The combined entity bwin.party will have its headquarters in Gibraltar and be listed on the London Stock Exchange. Currently PartyGaming also operates from Gibraltar. However, the Bwin brand will continue to operate from Austria. Teufelberger and Jim Ryan, PartyGaming's current CEO, will head the company as Co-CEOs. The merged operator will continue to focus on B2C products, an area in which it enjoys considerable strength. However, because of the financial muscle gained through the merger the company will make inroads into B2B and B2G businesses. Teufelberger elucidated, "Our many years of online know-how, healthy balance sheet, and one of the largest pools of poker liquidity in any regulated market will make us an attractive business partner." The annual synergies resulting from this merger are expected to be around €55 million. The savings should start accruing from the year 2012 and the full effect will be felt from the year 2013.

The steps involved to bring fruition to the merger were also outlined.
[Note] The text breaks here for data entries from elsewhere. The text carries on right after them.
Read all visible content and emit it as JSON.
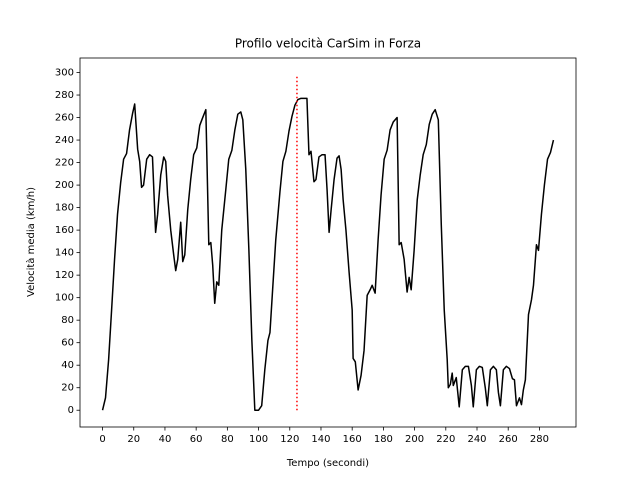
{
  "chart_data": {
    "type": "line",
    "title": "Profilo velocità CarSim in Forza",
    "xlabel": "Tempo (secondi)",
    "ylabel": "Velocità media (km/h)",
    "xlim": [
      -14.45,
      303.45
    ],
    "ylim": [
      -14.9,
      312.9
    ],
    "xticks": [
      0,
      20,
      40,
      60,
      80,
      100,
      120,
      140,
      160,
      180,
      200,
      220,
      240,
      260,
      280
    ],
    "yticks": [
      0,
      20,
      40,
      60,
      80,
      100,
      120,
      140,
      160,
      180,
      200,
      220,
      240,
      260,
      280,
      300
    ],
    "grid": false,
    "series": [
      {
        "color": "#000000",
        "style": "solid",
        "x": [
          0,
          1.9,
          3.9,
          5.8,
          7.7,
          9.6,
          11.6,
          13.5,
          15.4,
          17.3,
          19.3,
          20.6,
          22.5,
          23.8,
          25,
          26.3,
          28.3,
          30.2,
          32,
          33.4,
          34,
          35.3,
          37.3,
          39.2,
          40.5,
          41.7,
          43.7,
          45.6,
          46.9,
          48.2,
          50.1,
          51.4,
          52.7,
          54.6,
          56.5,
          58.4,
          60.4,
          62.3,
          64.2,
          66.2,
          68.1,
          69.4,
          70.6,
          71.9,
          73.2,
          74.5,
          76.4,
          79,
          80.9,
          82.9,
          84.8,
          86.7,
          88.6,
          89.9,
          91.8,
          93.8,
          95.7,
          97.6,
          100,
          102,
          104,
          106,
          107.3,
          109,
          111,
          113.7,
          115.6,
          117.5,
          119.5,
          121.4,
          123.3,
          125.2,
          127,
          131,
          132.3,
          133.6,
          135.5,
          136.8,
          138.7,
          140.7,
          142.6,
          143.9,
          145.2,
          146.5,
          148.4,
          150.3,
          151.6,
          152.9,
          154.2,
          156,
          158,
          160,
          160.6,
          162,
          163.8,
          165.7,
          167.6,
          169.6,
          171.5,
          172.8,
          174.7,
          176.6,
          178.5,
          180.5,
          182.4,
          184.3,
          186.3,
          188.8,
          190.1,
          191.4,
          193.3,
          195.2,
          196.5,
          197.8,
          199.7,
          201.7,
          203.6,
          205.5,
          207.5,
          209.4,
          211.3,
          213.2,
          215.2,
          217.1,
          219,
          220.9,
          221.6,
          222.9,
          224.1,
          224.8,
          226.7,
          228.6,
          230.6,
          232.5,
          234.5,
          236.4,
          237.6,
          239.6,
          241.5,
          243.4,
          245.3,
          246.6,
          248.6,
          250.5,
          252.4,
          253.7,
          255,
          256.9,
          258.8,
          260.8,
          262.7,
          264,
          265.3,
          267.2,
          268.5,
          269.7,
          271,
          273,
          274.9,
          276.2,
          278.1,
          279.4,
          281.3,
          283.2,
          285.2,
          287.1,
          289
        ],
        "values": [
          0,
          11,
          45,
          89,
          134,
          174,
          202,
          223,
          228,
          249,
          264,
          272,
          232,
          221,
          198,
          200,
          223,
          227,
          225,
          178,
          158,
          174,
          209,
          225,
          221,
          191,
          160,
          138,
          124,
          134,
          167,
          132,
          138,
          178,
          205,
          227,
          233,
          253,
          260,
          267,
          147,
          149,
          129,
          95,
          114,
          111,
          160,
          196,
          223,
          231,
          249,
          263,
          265,
          258,
          214,
          142,
          62,
          0,
          0,
          4,
          36,
          62,
          69,
          107,
          151,
          194,
          221,
          230,
          248,
          261,
          271,
          276,
          277,
          277,
          227,
          230,
          203,
          205,
          225,
          227,
          227,
          196,
          158,
          178,
          205,
          224,
          226,
          214,
          187,
          160,
          123,
          89,
          46,
          43,
          18,
          31,
          53,
          102,
          107,
          111,
          104,
          151,
          191,
          223,
          231,
          249,
          256,
          260,
          147,
          149,
          134,
          105,
          118,
          107,
          142,
          187,
          209,
          227,
          236,
          254,
          263,
          267,
          258,
          165,
          89,
          45,
          20,
          23,
          33,
          22,
          29,
          3,
          36,
          39,
          39,
          22,
          3,
          36,
          39,
          38,
          20,
          4,
          36,
          39,
          36,
          16,
          4,
          36,
          39,
          37,
          28,
          27,
          4,
          11,
          5,
          18,
          27,
          85,
          98,
          111,
          147,
          142,
          174,
          200,
          223,
          229,
          240
        ]
      },
      {
        "color": "#ff0000",
        "style": "dotted",
        "x": [
          124.6,
          124.6
        ],
        "values": [
          0,
          297
        ]
      }
    ]
  }
}
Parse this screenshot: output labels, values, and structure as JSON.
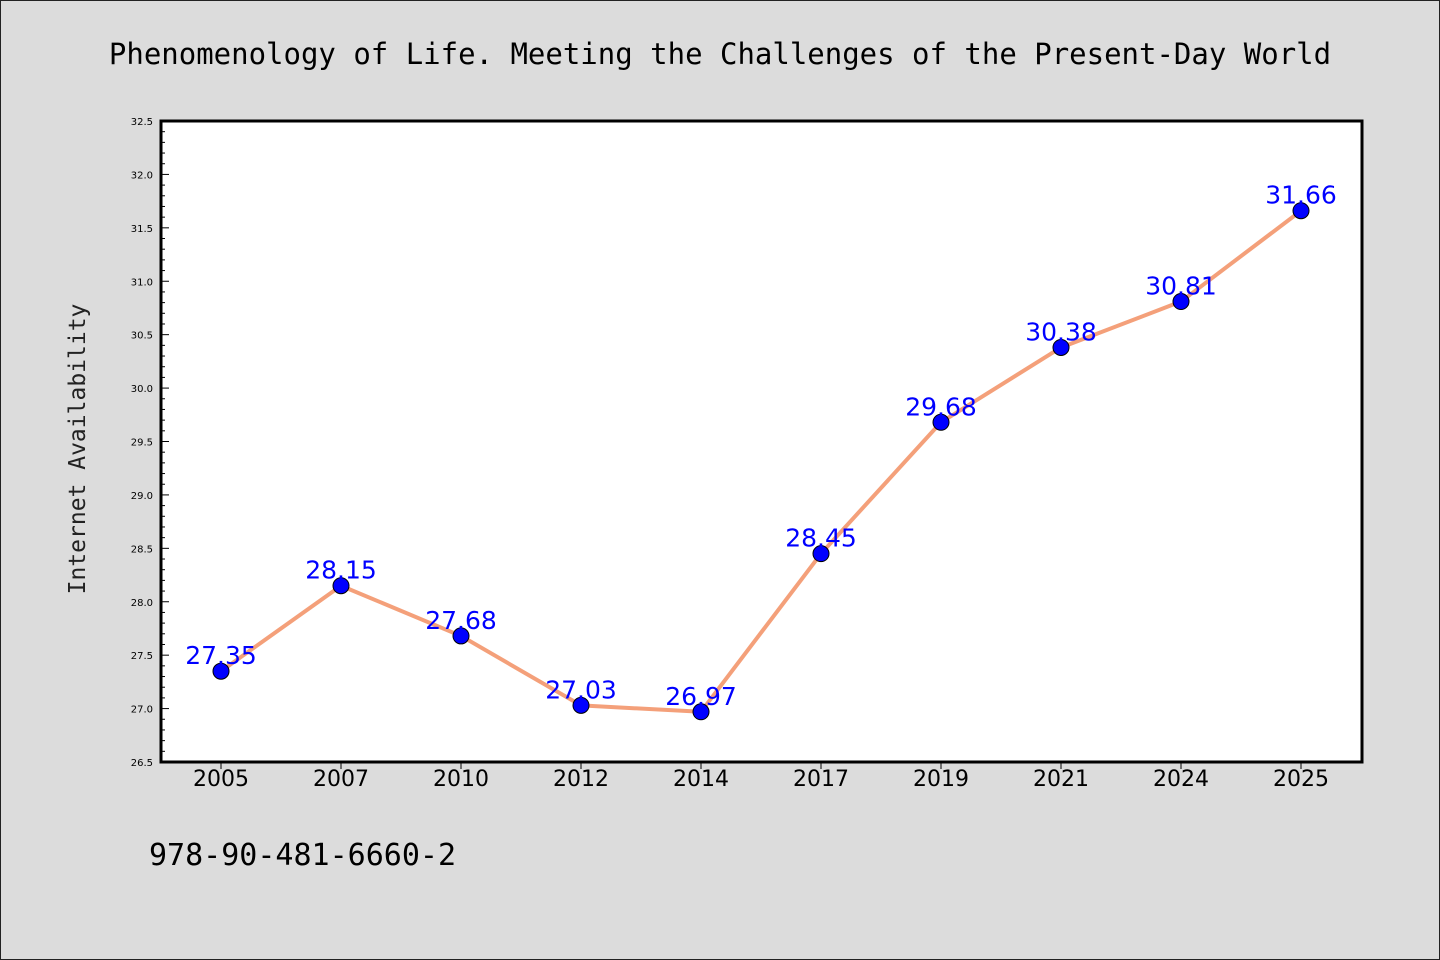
{
  "chart_data": {
    "type": "line",
    "title": "Phenomenology of Life. Meeting the Challenges of the Present-Day World",
    "ylabel": "Internet Availability",
    "xlabel": "",
    "categories": [
      "2005",
      "2007",
      "2010",
      "2012",
      "2014",
      "2017",
      "2019",
      "2021",
      "2024",
      "2025"
    ],
    "series": [
      {
        "values": [
          27.35,
          28.15,
          27.68,
          27.03,
          26.97,
          28.45,
          29.68,
          30.38,
          30.81,
          31.66
        ],
        "labels": [
          "27.35",
          "28.15",
          "27.68",
          "27.03",
          "26.97",
          "28.45",
          "29.68",
          "30.38",
          "30.81",
          "31.66"
        ],
        "line_color": "#f4a07a",
        "marker_color": "#0000ff"
      }
    ],
    "ylim": [
      26.5,
      32.5
    ],
    "yticks": [
      "26.5",
      "27.0",
      "27.5",
      "28.0",
      "28.5",
      "29.0",
      "29.5",
      "30.0",
      "30.5",
      "31.0",
      "31.5",
      "32.0",
      "32.5"
    ],
    "grid": false,
    "legend": "none"
  },
  "footer": {
    "isbn": "978-90-481-6660-2"
  },
  "colors": {
    "background": "#dcdcdc",
    "plot_area": "#ffffff",
    "line": "#f4a07a",
    "marker": "#0000ff",
    "data_label": "#0000ff"
  }
}
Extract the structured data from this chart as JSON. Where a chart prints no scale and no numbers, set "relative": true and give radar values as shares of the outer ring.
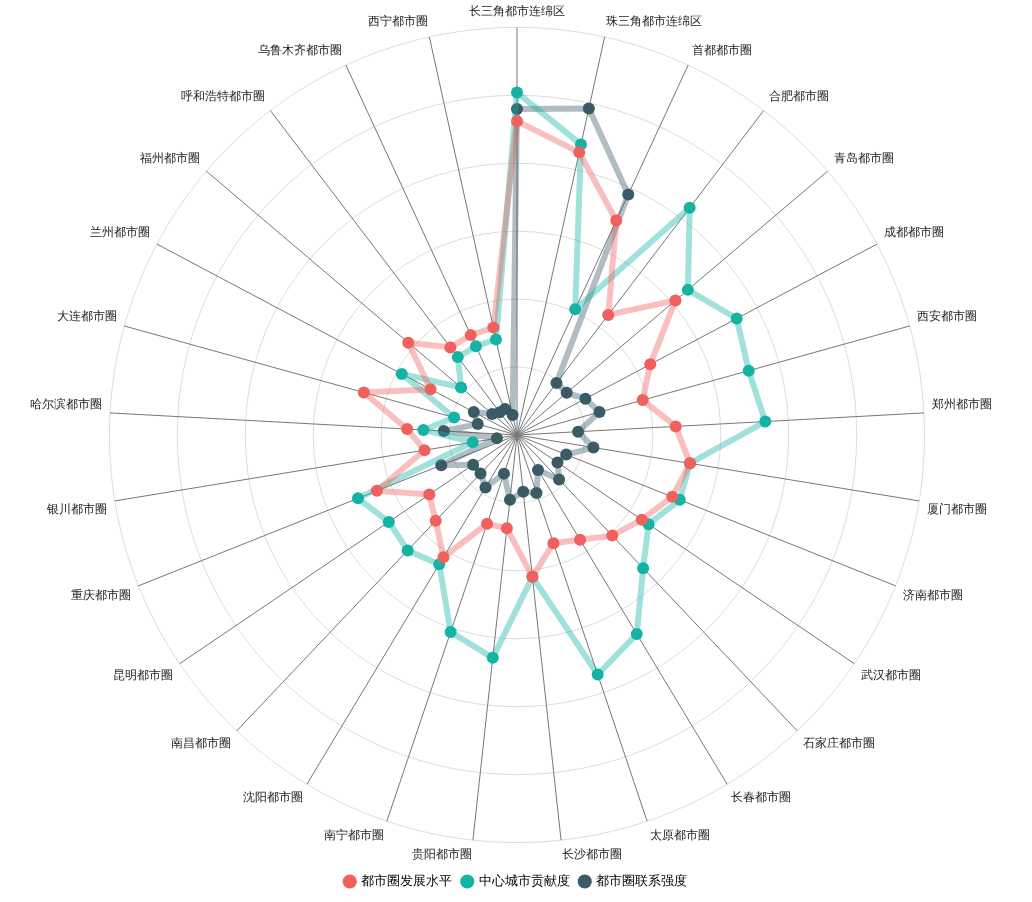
{
  "chart_data": {
    "type": "radar",
    "relative": true,
    "grid": true,
    "legend": "bottom",
    "marker": "circle",
    "categories": [
      "长三角都市连绵区",
      "珠三角都市连绵区",
      "首都都市圈",
      "合肥都市圈",
      "青岛都市圈",
      "成都都市圈",
      "西安都市圈",
      "郑州都市圈",
      "厦门都市圈",
      "济南都市圈",
      "武汉都市圈",
      "石家庄都市圈",
      "长春都市圈",
      "太原都市圈",
      "长沙都市圈",
      "贵阳都市圈",
      "南宁都市圈",
      "沈阳都市圈",
      "南昌都市圈",
      "昆明都市圈",
      "重庆都市圈",
      "银川都市圈",
      "哈尔滨都市圈",
      "大连都市圈",
      "兰州都市圈",
      "福州都市圈",
      "呼和浩特都市圈",
      "乌鲁木齐都市圈",
      "西宁都市圈"
    ],
    "series": [
      {
        "name": "都市圈发展水平",
        "color": "#f0605d",
        "values": [
          0.77,
          0.71,
          0.58,
          0.37,
          0.51,
          0.37,
          0.32,
          0.39,
          0.43,
          0.41,
          0.37,
          0.34,
          0.3,
          0.28,
          0.35,
          0.23,
          0.23,
          0.35,
          0.29,
          0.26,
          0.37,
          0.23,
          0.27,
          0.39,
          0.24,
          0.35,
          0.27,
          0.27,
          0.27
        ]
      },
      {
        "name": "中心城市贡献度",
        "color": "#14b3a4",
        "values": [
          0.84,
          0.73,
          0.34,
          0.7,
          0.55,
          0.61,
          0.59,
          0.61,
          0.43,
          0.43,
          0.39,
          0.45,
          0.57,
          0.62,
          0.35,
          0.55,
          0.51,
          0.37,
          0.39,
          0.38,
          0.42,
          0.11,
          0.23,
          0.16,
          0.32,
          0.18,
          0.24,
          0.24,
          0.24
        ]
      },
      {
        "name": "都市圈联系强度",
        "color": "#3a5a66",
        "values": [
          0.8,
          0.82,
          0.65,
          0.16,
          0.16,
          0.19,
          0.21,
          0.15,
          0.19,
          0.13,
          0.12,
          0.15,
          0.1,
          0.15,
          0.14,
          0.16,
          0.1,
          0.15,
          0.13,
          0.13,
          0.2,
          0.05,
          0.18,
          0.1,
          0.12,
          0.08,
          0.07,
          0.07,
          0.05
        ]
      }
    ]
  }
}
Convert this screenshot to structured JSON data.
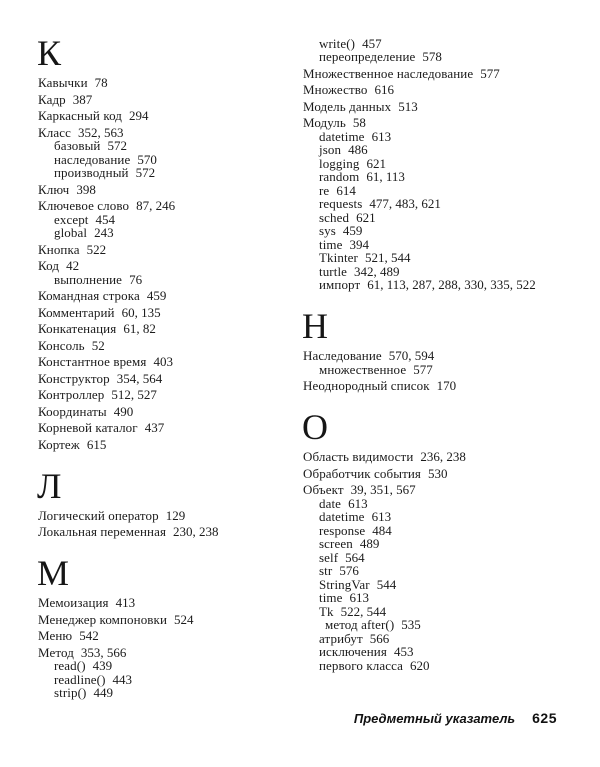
{
  "footer": {
    "label": "Предметный указатель",
    "page_number": "625"
  },
  "columns": [
    {
      "blocks": [
        {
          "kind": "letter",
          "text": "К"
        },
        {
          "kind": "entry",
          "level": 0,
          "term": "Кавычки",
          "pages": "78"
        },
        {
          "kind": "entry",
          "level": 0,
          "term": "Кадр",
          "pages": "387"
        },
        {
          "kind": "entry",
          "level": 0,
          "term": "Каркасный код",
          "pages": "294"
        },
        {
          "kind": "entry",
          "level": 0,
          "term": "Класс",
          "pages": "352, 563"
        },
        {
          "kind": "entry",
          "level": 1,
          "term": "базовый",
          "pages": "572"
        },
        {
          "kind": "entry",
          "level": 1,
          "term": "наследование",
          "pages": "570"
        },
        {
          "kind": "entry",
          "level": 1,
          "term": "производный",
          "pages": "572"
        },
        {
          "kind": "entry",
          "level": 0,
          "term": "Ключ",
          "pages": "398"
        },
        {
          "kind": "entry",
          "level": 0,
          "term": "Ключевое слово",
          "pages": "87, 246"
        },
        {
          "kind": "entry",
          "level": 1,
          "term": "except",
          "pages": "454"
        },
        {
          "kind": "entry",
          "level": 1,
          "term": "global",
          "pages": "243"
        },
        {
          "kind": "entry",
          "level": 0,
          "term": "Кнопка",
          "pages": "522"
        },
        {
          "kind": "entry",
          "level": 0,
          "term": "Код",
          "pages": "42"
        },
        {
          "kind": "entry",
          "level": 1,
          "term": "выполнение",
          "pages": "76"
        },
        {
          "kind": "entry",
          "level": 0,
          "term": "Командная строка",
          "pages": "459"
        },
        {
          "kind": "entry",
          "level": 0,
          "term": "Комментарий",
          "pages": "60, 135"
        },
        {
          "kind": "entry",
          "level": 0,
          "term": "Конкатенация",
          "pages": "61, 82"
        },
        {
          "kind": "entry",
          "level": 0,
          "term": "Консоль",
          "pages": "52"
        },
        {
          "kind": "entry",
          "level": 0,
          "term": "Константное время",
          "pages": "403"
        },
        {
          "kind": "entry",
          "level": 0,
          "term": "Конструктор",
          "pages": "354, 564"
        },
        {
          "kind": "entry",
          "level": 0,
          "term": "Контроллер",
          "pages": "512, 527"
        },
        {
          "kind": "entry",
          "level": 0,
          "term": "Координаты",
          "pages": "490"
        },
        {
          "kind": "entry",
          "level": 0,
          "term": "Корневой каталог",
          "pages": "437"
        },
        {
          "kind": "entry",
          "level": 0,
          "term": "Кортеж",
          "pages": "615"
        },
        {
          "kind": "letter",
          "text": "Л"
        },
        {
          "kind": "entry",
          "level": 0,
          "term": "Логический оператор",
          "pages": "129"
        },
        {
          "kind": "entry",
          "level": 0,
          "term": "Локальная переменная",
          "pages": "230, 238"
        },
        {
          "kind": "letter",
          "text": "М"
        },
        {
          "kind": "entry",
          "level": 0,
          "term": "Мемоизация",
          "pages": "413"
        },
        {
          "kind": "entry",
          "level": 0,
          "term": "Менеджер компоновки",
          "pages": "524"
        },
        {
          "kind": "entry",
          "level": 0,
          "term": "Меню",
          "pages": "542"
        },
        {
          "kind": "entry",
          "level": 0,
          "term": "Метод",
          "pages": "353, 566"
        },
        {
          "kind": "entry",
          "level": 1,
          "term": "read()",
          "pages": "439"
        },
        {
          "kind": "entry",
          "level": 1,
          "term": "readline()",
          "pages": "443"
        },
        {
          "kind": "entry",
          "level": 1,
          "term": "strip()",
          "pages": "449"
        }
      ]
    },
    {
      "blocks": [
        {
          "kind": "entry",
          "level": 1,
          "term": "write()",
          "pages": "457"
        },
        {
          "kind": "entry",
          "level": 1,
          "term": "переопределение",
          "pages": "578"
        },
        {
          "kind": "entry",
          "level": 0,
          "term": "Множественное наследование",
          "pages": "577"
        },
        {
          "kind": "entry",
          "level": 0,
          "term": "Множество",
          "pages": "616"
        },
        {
          "kind": "entry",
          "level": 0,
          "term": "Модель данных",
          "pages": "513"
        },
        {
          "kind": "entry",
          "level": 0,
          "term": "Модуль",
          "pages": "58"
        },
        {
          "kind": "entry",
          "level": 1,
          "term": "datetime",
          "pages": "613"
        },
        {
          "kind": "entry",
          "level": 1,
          "term": "json",
          "pages": "486"
        },
        {
          "kind": "entry",
          "level": 1,
          "term": "logging",
          "pages": "621"
        },
        {
          "kind": "entry",
          "level": 1,
          "term": "random",
          "pages": "61, 113"
        },
        {
          "kind": "entry",
          "level": 1,
          "term": "re",
          "pages": "614"
        },
        {
          "kind": "entry",
          "level": 1,
          "term": "requests",
          "pages": "477, 483, 621"
        },
        {
          "kind": "entry",
          "level": 1,
          "term": "sched",
          "pages": "621"
        },
        {
          "kind": "entry",
          "level": 1,
          "term": "sys",
          "pages": "459"
        },
        {
          "kind": "entry",
          "level": 1,
          "term": "time",
          "pages": "394"
        },
        {
          "kind": "entry",
          "level": 1,
          "term": "Tkinter",
          "pages": "521, 544"
        },
        {
          "kind": "entry",
          "level": 1,
          "term": "turtle",
          "pages": "342, 489"
        },
        {
          "kind": "entry",
          "level": 1,
          "term": "импорт",
          "pages": "61, 113, 287, 288, 330, 335, 522"
        },
        {
          "kind": "letter",
          "text": "Н"
        },
        {
          "kind": "entry",
          "level": 0,
          "term": "Наследование",
          "pages": "570, 594"
        },
        {
          "kind": "entry",
          "level": 1,
          "term": "множественное",
          "pages": "577"
        },
        {
          "kind": "entry",
          "level": 0,
          "term": "Неоднородный список",
          "pages": "170"
        },
        {
          "kind": "letter",
          "text": "О"
        },
        {
          "kind": "entry",
          "level": 0,
          "term": "Область видимости",
          "pages": "236, 238"
        },
        {
          "kind": "entry",
          "level": 0,
          "term": "Обработчик события",
          "pages": "530"
        },
        {
          "kind": "entry",
          "level": 0,
          "term": "Объект",
          "pages": "39, 351, 567"
        },
        {
          "kind": "entry",
          "level": 1,
          "term": "date",
          "pages": "613"
        },
        {
          "kind": "entry",
          "level": 1,
          "term": "datetime",
          "pages": "613"
        },
        {
          "kind": "entry",
          "level": 1,
          "term": "response",
          "pages": "484"
        },
        {
          "kind": "entry",
          "level": 1,
          "term": "screen",
          "pages": "489"
        },
        {
          "kind": "entry",
          "level": 1,
          "term": "self",
          "pages": "564"
        },
        {
          "kind": "entry",
          "level": 1,
          "term": "str",
          "pages": "576"
        },
        {
          "kind": "entry",
          "level": 1,
          "term": "StringVar",
          "pages": "544"
        },
        {
          "kind": "entry",
          "level": 1,
          "term": "time",
          "pages": "613"
        },
        {
          "kind": "entry",
          "level": 1,
          "term": "Tk",
          "pages": "522, 544"
        },
        {
          "kind": "entry",
          "level": 2,
          "term": "метод after()",
          "pages": "535"
        },
        {
          "kind": "entry",
          "level": 1,
          "term": "атрибут",
          "pages": "566"
        },
        {
          "kind": "entry",
          "level": 1,
          "term": "исключения",
          "pages": "453"
        },
        {
          "kind": "entry",
          "level": 1,
          "term": "первого класса",
          "pages": "620"
        }
      ]
    }
  ]
}
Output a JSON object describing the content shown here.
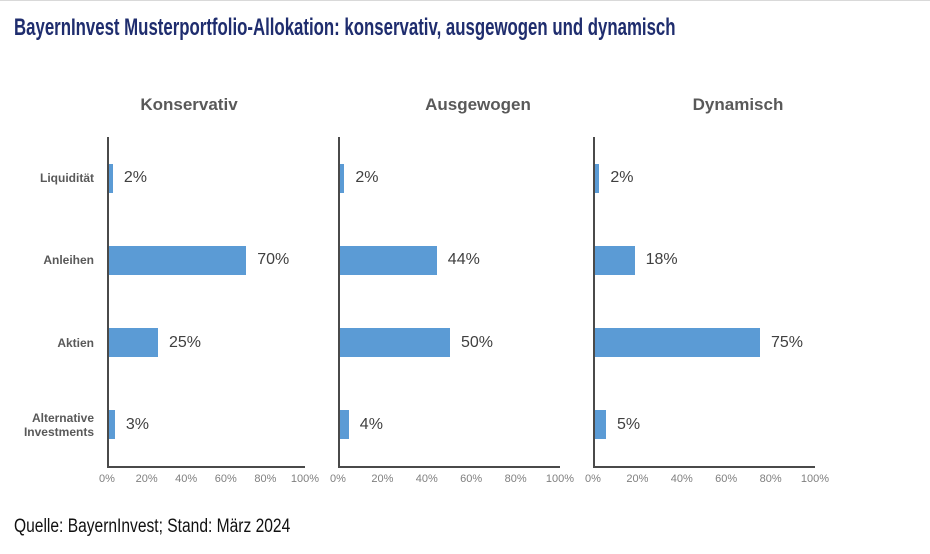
{
  "title": "BayernInvest Musterportfolio-Allokation: konservativ, ausgewogen und dynamisch",
  "source": "Quelle: BayernInvest; Stand: März 2024",
  "colors": {
    "title": "#1f2d6e",
    "bar": "#5b9bd5",
    "axis": "#4a4a4a",
    "tick": "#7f7f7f",
    "category": "#595959",
    "subtitle": "#595959",
    "value": "#404040"
  },
  "chart_data": [
    {
      "type": "bar",
      "orientation": "horizontal",
      "title": "Konservativ",
      "categories": [
        "Liquidität",
        "Anleihen",
        "Aktien",
        "Alternative Investments"
      ],
      "values": [
        2,
        70,
        25,
        3
      ],
      "value_labels": [
        "2%",
        "70%",
        "25%",
        "3%"
      ],
      "x_ticks": [
        "0%",
        "20%",
        "40%",
        "60%",
        "80%",
        "100%"
      ],
      "xlim": [
        0,
        100
      ],
      "grid": false,
      "legend": false
    },
    {
      "type": "bar",
      "orientation": "horizontal",
      "title": "Ausgewogen",
      "categories": [
        "Liquidität",
        "Anleihen",
        "Aktien",
        "Alternative Investments"
      ],
      "values": [
        2,
        44,
        50,
        4
      ],
      "value_labels": [
        "2%",
        "44%",
        "50%",
        "4%"
      ],
      "x_ticks": [
        "0%",
        "20%",
        "40%",
        "60%",
        "80%",
        "100%"
      ],
      "xlim": [
        0,
        100
      ],
      "grid": false,
      "legend": false
    },
    {
      "type": "bar",
      "orientation": "horizontal",
      "title": "Dynamisch",
      "categories": [
        "Liquidität",
        "Anleihen",
        "Aktien",
        "Alternative Investments"
      ],
      "values": [
        2,
        18,
        75,
        5
      ],
      "value_labels": [
        "2%",
        "18%",
        "75%",
        "5%"
      ],
      "x_ticks": [
        "0%",
        "20%",
        "40%",
        "60%",
        "80%",
        "100%"
      ],
      "xlim": [
        0,
        100
      ],
      "grid": false,
      "legend": false
    }
  ]
}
The Executive Board of Bwin will convene an Extraordinary General Meeting on January 28, 2011. In this meeting the shareholders are expected to approve the merger. Assuming this goes through the merger is expected to be legally effective by the end of the first quarter of 2011. Existing Bwin shareholders will be given 12.23 PartyGaming shares for each Bwin share. Bwin shareholders not interested in the merged company can sell their shares on the Vienna Stock Exchange before the merger or can exercise their entitlement to a cash settlement. The amount of the cash settlement has been set at €23.52.